一种视频生成方法、装置、设备、存储介质和程序产品,该方法包括:响应于针对输入文本触发的第一指令,基于输入文本生成第一视频编辑数据;其中,第一视频编辑数据包括第一视频片段和音频片段,第一视频片段中的第一目标视频片段为空置片段;在视频编辑器的视频编辑轨道上显示第一视频片段和音频片段;响应于在视频编辑器上触发针对目标视频片段的第二指令,在第一目标视频片段中填充目标视频,得到第二视频编辑数据;基于第二视频编辑数据,生成第一目标视频。本公开实施例通过基于输入文本生成第一视频编辑数据,在第一视频编辑数据中用户可以根据自己的喜好自由选择图像素材进行视频编辑,满足用于个性化的视频制作需求。

Description

视频生成方法、装置、设备、存储介质和程序产品
本申请要求于2022年09月02日递交的中国专利申请第202211075071.9号的优先权,在此全文引用上述中国专利申请公开的内容以作为本申请的一部分。
技术领域
本公开涉及一种视频生成方法、装置、设备、存储介质和程序产品。
背景技术
随着计算机技术和移动通信技术的迅速发展,基于电子设备的各种视频平台得到了普遍应用,极大地丰富了人们的日常生活。
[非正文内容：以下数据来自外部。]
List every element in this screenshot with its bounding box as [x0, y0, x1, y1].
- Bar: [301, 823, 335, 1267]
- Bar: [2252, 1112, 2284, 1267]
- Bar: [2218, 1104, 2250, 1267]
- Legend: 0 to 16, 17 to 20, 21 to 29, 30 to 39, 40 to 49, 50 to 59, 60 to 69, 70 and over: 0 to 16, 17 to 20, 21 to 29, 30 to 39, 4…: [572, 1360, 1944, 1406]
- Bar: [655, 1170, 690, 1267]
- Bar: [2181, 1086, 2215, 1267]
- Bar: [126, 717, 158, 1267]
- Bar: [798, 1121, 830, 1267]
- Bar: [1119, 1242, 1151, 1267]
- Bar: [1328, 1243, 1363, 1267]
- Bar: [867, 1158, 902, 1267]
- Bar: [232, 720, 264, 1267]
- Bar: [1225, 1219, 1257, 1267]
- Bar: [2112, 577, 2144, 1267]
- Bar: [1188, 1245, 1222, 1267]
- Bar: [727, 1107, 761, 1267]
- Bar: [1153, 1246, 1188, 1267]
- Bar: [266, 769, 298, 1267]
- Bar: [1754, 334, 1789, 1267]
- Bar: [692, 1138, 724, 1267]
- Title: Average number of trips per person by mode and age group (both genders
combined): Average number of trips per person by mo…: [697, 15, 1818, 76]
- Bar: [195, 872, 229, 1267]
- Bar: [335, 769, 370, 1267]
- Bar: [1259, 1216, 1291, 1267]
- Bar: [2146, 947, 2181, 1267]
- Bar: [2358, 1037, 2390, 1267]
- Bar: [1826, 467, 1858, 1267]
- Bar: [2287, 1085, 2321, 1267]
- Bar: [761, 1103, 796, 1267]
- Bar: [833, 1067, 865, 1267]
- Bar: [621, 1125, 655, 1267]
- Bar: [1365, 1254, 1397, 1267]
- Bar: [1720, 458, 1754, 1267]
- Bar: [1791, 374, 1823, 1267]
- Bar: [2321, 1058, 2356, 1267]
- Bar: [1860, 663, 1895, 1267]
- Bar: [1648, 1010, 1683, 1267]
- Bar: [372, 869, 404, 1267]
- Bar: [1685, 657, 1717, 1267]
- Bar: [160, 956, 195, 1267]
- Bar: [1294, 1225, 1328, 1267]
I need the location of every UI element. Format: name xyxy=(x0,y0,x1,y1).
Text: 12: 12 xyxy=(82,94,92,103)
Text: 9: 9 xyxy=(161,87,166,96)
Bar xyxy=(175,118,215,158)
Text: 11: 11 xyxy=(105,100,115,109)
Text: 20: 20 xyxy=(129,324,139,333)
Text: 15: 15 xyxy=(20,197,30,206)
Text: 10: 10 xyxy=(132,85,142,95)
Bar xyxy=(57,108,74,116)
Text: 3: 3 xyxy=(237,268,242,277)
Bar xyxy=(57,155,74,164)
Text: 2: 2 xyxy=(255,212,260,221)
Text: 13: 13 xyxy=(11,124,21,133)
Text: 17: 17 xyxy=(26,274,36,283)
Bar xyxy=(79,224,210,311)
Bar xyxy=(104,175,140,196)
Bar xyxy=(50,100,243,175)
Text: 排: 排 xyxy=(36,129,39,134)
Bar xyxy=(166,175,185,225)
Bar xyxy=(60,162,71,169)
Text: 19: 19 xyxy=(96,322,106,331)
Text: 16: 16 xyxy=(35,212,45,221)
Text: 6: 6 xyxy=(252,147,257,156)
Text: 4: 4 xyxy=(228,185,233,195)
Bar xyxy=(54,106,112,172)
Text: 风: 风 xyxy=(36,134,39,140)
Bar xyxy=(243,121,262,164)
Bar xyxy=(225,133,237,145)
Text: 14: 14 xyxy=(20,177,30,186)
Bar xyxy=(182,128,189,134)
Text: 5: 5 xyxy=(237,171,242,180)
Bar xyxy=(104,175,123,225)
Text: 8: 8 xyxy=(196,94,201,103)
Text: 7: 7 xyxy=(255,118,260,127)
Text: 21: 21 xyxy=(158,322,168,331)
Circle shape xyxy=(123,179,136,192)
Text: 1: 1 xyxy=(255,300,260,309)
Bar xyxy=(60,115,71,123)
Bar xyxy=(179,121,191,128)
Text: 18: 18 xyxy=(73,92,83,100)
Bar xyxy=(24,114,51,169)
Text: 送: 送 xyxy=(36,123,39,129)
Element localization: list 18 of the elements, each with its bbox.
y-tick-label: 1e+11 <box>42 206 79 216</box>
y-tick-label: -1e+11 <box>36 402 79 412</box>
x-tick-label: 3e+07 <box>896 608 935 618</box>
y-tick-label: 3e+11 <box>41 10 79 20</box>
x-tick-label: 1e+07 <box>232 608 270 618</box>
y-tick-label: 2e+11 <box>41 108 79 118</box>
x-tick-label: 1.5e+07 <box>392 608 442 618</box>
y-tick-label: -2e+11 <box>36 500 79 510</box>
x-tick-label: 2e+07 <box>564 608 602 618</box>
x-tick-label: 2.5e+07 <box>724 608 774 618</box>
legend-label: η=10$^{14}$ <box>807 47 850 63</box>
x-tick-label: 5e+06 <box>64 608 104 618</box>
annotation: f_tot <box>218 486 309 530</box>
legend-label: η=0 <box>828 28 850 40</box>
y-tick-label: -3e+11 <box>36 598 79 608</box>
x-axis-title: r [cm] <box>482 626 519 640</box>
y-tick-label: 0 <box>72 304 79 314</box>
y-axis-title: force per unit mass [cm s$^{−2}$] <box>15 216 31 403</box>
越来越多的用户乐于在视频平台上分享自己的视频作品,以供其他用户观看。
制作视频的过程是:获取用户输入的输入文本;通过智能匹配算法为输入文本匹配其对应的视频图像,基于输入文本和视频图像合成对应的目标视频。
上述视频制作流程中,视频图像是通过智能匹配算法得到,可能不能满足用户个性化的视频制作需求。
发明内容
为了解决上述技术问题,本公开实施例提供了一种视频生成方法、装置、设备、存储介质和程序产品,基于输入文本生成第一视频编辑数据,在第一视频编辑数据中用户可以根据自己的喜好自由选择图像素材进行视频编辑,满足用于个性化的视频制作需求。
本公开实施例提供一种视频生成方法,包括:
响应于针对输入文本触发的第一指令,基于所述输入文本生成第一视频编辑数据;其中,第一视频编辑数据包括至少一个第一视频片段和至少一个音频片段,所述至少一个第一视频片段、所述至少一个音频片段分别对应于所述输入文本划分的至少一个文本片段,所述至少一个第一视频片段中的第一目 标视频片段、所述至少一个音频片段中的目标音频片段与所述至少一个文本片段中的目标文本片段相对应,所述目标音频片段用于填充所述目标文本片段匹配的朗读语音,所述第一目标视频片段为空置片段;
在视频编辑器中导入所述第一视频编辑数据,以使得在所述视频编辑器的视频编辑轨道上显示所述至少一个第一视频片段和所述至少一个音频片段,所述第一目标视频片段与所述目标音频片段的轨道时间线区间相同;
响应于在所述视频编辑器上触发针对所述第一目标视频片段的第二指令,基于所述第一视频编辑数据,在所述第一目标视频片段中填充第一目标视频,得到第二视频编辑数据;所述第一目标视频为基于所述第二指令所指示的第一目标图像素材而得到的视频;
基于第二编辑视频数据,生成第一目标视频。
本公开另一实施例提供一种视频生成装置,包括:
第一视频编辑数据确定模块,用于响应于针对输入文本触发的第一指令,基于所述输入文本生成第一视频编辑数据;其中,第一视频编辑数据包括至少一个第一视频片段和至少一个音频片段,所述至少一个第一视频片段、所述至少一个音频片段分别对应于所述输入文本划分的至少一个文本片段,所述至少一个第一视频片段中的第一目标视频片段、所述至少一个音频片段中的目标音频片段与所述至少一个文本片段中的目标文本片段相对应,所述目标音频片段用于填充所述目标文本片段匹配的朗读语音,所述第一目标视频片段为空置片段输入文本;
第一视频编辑数据导入模块,用于在视频编辑器中导入所述第一视频编辑数据,以使得在所述视频编辑器的视频编辑轨道上显示所述至少一个第一视频片段和所述至少一个音频片段,所述第一目标视频片段与所述目标音频片段的轨道时间线区间相同;
第二视频编辑数据确定模块,用于响应于在所述视频编辑器上触发针对所述第一目标视频片段的第二指令,基于所述第一视频编辑数据,在所述第一目标视频片段中填充第一目标视频,得到第二视频编辑数据;所述第一目标视频为基于所述第二指令所指示的第一目标图像素材而得到的视频;
第一目标视频生成模块,用于基于第二编辑视频数据,生成第一目标视 频。
本公开另一实施例提供一种电子设备,所述电子设备包括:
一个或多个处理器;
存储装置,用于存储一个或多个程序;
当所述一个或多个程序被所述一个或多个处理器执行,使得所述一个或多个处理器实现如上述第一方面中任一项所述的视频生成方法。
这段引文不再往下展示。